Bruxelles – Le due grandi crisi che l’Unione europea si trova in questi giorni a tentare di gestire sono intimamente legate: “Il modo in cui gestiremo la crisi migratoria avrà un significato fondamentale per la campagna verso il referendum” britannico, è convinto Donald Tusk. Intervenendo davanti alla mini-plenaria del Parlamento europeo di Bruxelles sui risultati della riunione dei leader Ue della scorsa settimana, il presidente del Consiglio avverte: “Tutti quelli che vogliono mantenere l’unità dell’Ue e dell’intero occidente e che sentono che ci troviamo in un momento epico, dovrebbero mettere in atto con la massima determinazione il piano comune” sulla gestione della crisi dei rifugiati. E questo include “l’attuazione efficace delle decisioni prese, il pieno rispetto del codice Schengen e un’azione comune con la Turchia”. Chi violerà “questa emergente unità di azione sulla crisi dei rifugiati, potrebbe contribuire all’uscita del Regno Unito dall’Ue”.
Ma l’eventualità non si verificherà, almeno a stare alla visione ottimista del presidente della Commissione europea, Jean-Claude Juncker: “Penso che i cittadini del Regno Unito che spesso hanno dato prova di coraggio e saggezza diranno ‘sì’ all’accordo trovato”, sottolinea Juncker secondo cui con l’intesa raggiunta Cameron “ha ottenuto il massimo che poteva ottenere e gli Stati hanno offerto il massimo che potevano offrire”.

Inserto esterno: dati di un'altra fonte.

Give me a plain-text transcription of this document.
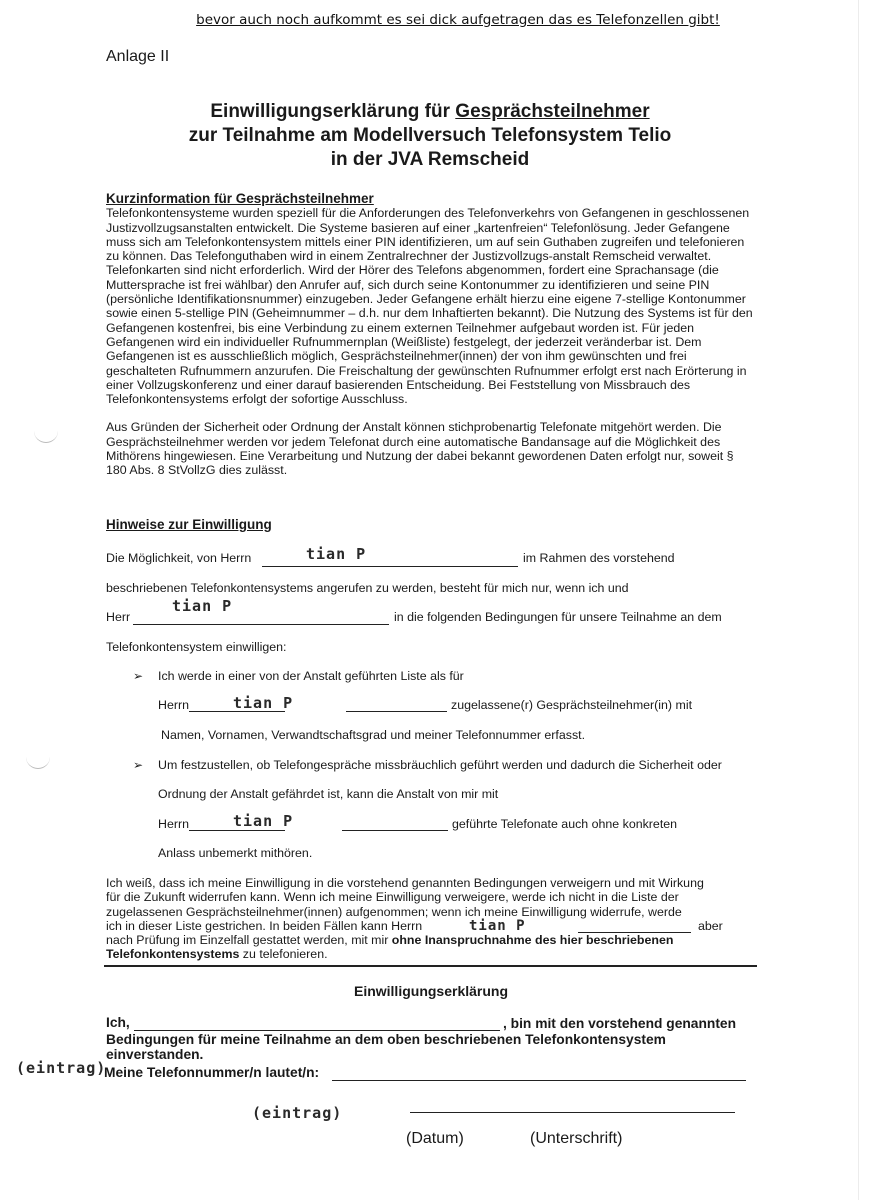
bevor auch noch aufkommt es sei dick aufgetragen das es Telefonzellen gibt!
Anlage II
Einwilligungserklärung für Gesprächsteilnehmer
zur Teilnahme am Modellversuch Telefonsystem Telio
in der JVA Remscheid
Kurzinformation für Gesprächsteilnehmer

Telefonkontensysteme wurden speziell für die Anforderungen des Telefonverkehrs von Gefangenen in geschlossenen Justizvollzugsanstalten entwickelt. Die Systeme basieren auf einer „kartenfreien“ Telefonlösung. Jeder Gefangene muss sich am Telefonkontensystem mittels einer PIN identifizieren, um auf sein Guthaben zugreifen und telefonieren zu können. Das Telefonguthaben wird in einem Zentralrechner der Justizvollzugs-anstalt Remscheid verwaltet. Telefonkarten sind nicht erforderlich. Wird der Hörer des Telefons abgenommen, fordert eine Sprachansage (die Muttersprache ist frei wählbar) den Anrufer auf, sich durch seine Kontonummer zu identifizieren und seine PIN (persönliche Identifikationsnummer) einzugeben. Jeder Gefangene erhält hierzu eine eigene 7-stellige Kontonummer sowie einen 5-stellige PIN (Geheimnummer – d.h. nur dem Inhaftierten bekannt). Die Nutzung des Systems ist für den Gefangenen kostenfrei, bis eine Verbindung zu einem externen Teilnehmer aufgebaut worden ist. Für jeden Gefangenen wird ein individueller Rufnummernplan (Weißliste) festgelegt, der jederzeit veränderbar ist. Dem Gefangenen ist es ausschließlich möglich, Gesprächsteilnehmer(innen) der von ihm gewünschten und frei geschalteten Rufnummern anzurufen. Die Freischaltung der gewünschten Rufnummer erfolgt erst nach Erörterung in einer Vollzugskonferenz und einer darauf basierenden Entscheidung. Bei Feststellung von Missbrauch des Telefonkontensystems erfolgt der sofortige Ausschluss.

Aus Gründen der Sicherheit oder Ordnung der Anstalt können stichprobenartig Telefonate mitgehört werden. Die Gesprächsteilnehmer werden vor jedem Telefonat durch eine automatische Bandansage auf die Möglichkeit des Mithörens hingewiesen. Eine Verarbeitung und Nutzung der dabei bekannt gewordenen Daten erfolgt nur, soweit § 180 Abs. 8 StVollzG dies zulässt.

Hinweise zur Einwilligung
Die Möglichkeit, von Herrn	tian P	im Rahmen des vorstehend
beschriebenen Telefonkontensystems angerufen zu werden, besteht für mich nur, wenn ich und
Herr
tian P
in die folgenden Bedingungen für unsere Teilnahme an dem
Telefonkontensystem einwilligen:
➢ Ich werde in einer von der Anstalt geführten Liste als für
Herrn	tian P	zugelassene(r) Gesprächsteilnehmer(in) mit
Namen, Vornamen, Verwandtschaftsgrad und meiner Telefonnummer erfasst.
➢ Um festzustellen, ob Telefongespräche missbräuchlich geführt werden und dadurch die Sicherheit oder
Ordnung der Anstalt gefährdet ist, kann die Anstalt von mir mit
Herrn	tian P	geführte Telefonate auch ohne konkreten
Anlass unbemerkt mithören.
Ich weiß, dass ich meine Einwilligung in die vorstehend genannten Bedingungen verweigern und mit Wirkung
für die Zukunft widerrufen kann. Wenn ich meine Einwilligung verweigere, werde ich nicht in die Liste der
zugelassenen Gesprächsteilnehmer(innen) aufgenommen; wenn ich meine Einwilligung widerrufe, werde
ich in dieser Liste gestrichen. In beiden Fällen kann Herrn	tian P	aber
nach Prüfung im Einzelfall gestattet werden, mit mir ohne Inanspruchnahme des hier beschriebenen
Telefonkontensystems zu telefonieren.
Einwilligungserklärung
Ich,	, bin mit den vorstehend genannten
Bedingungen für meine Teilnahme an dem oben beschriebenen Telefonkontensystem
einverstanden.
(eintrag)
Meine Telefonnummer/n lautet/n:
(eintrag)
(Datum)	(Unterschrift)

Che piaccia o no, in ogni caso, questa è l’unica offerta che Londra riceverà dall’Europa. Se i cittadini britannici voteranno per uscire dall’Ue l’accordo cesserà di esistere”, ricord Tusk, ribadendo che, diversamente da quanto sostiene qualcuno a Londra, a cominciare da Boris Johnson, in caso di voto negativo al referendum, non ci saranno altre trattative: “Nessuno deve nutrire illusioni – taglia corto Tusk – questo non è uno dei tanti round di negoziato, è l’unico e ultimo round, non ce ne saranno altri”.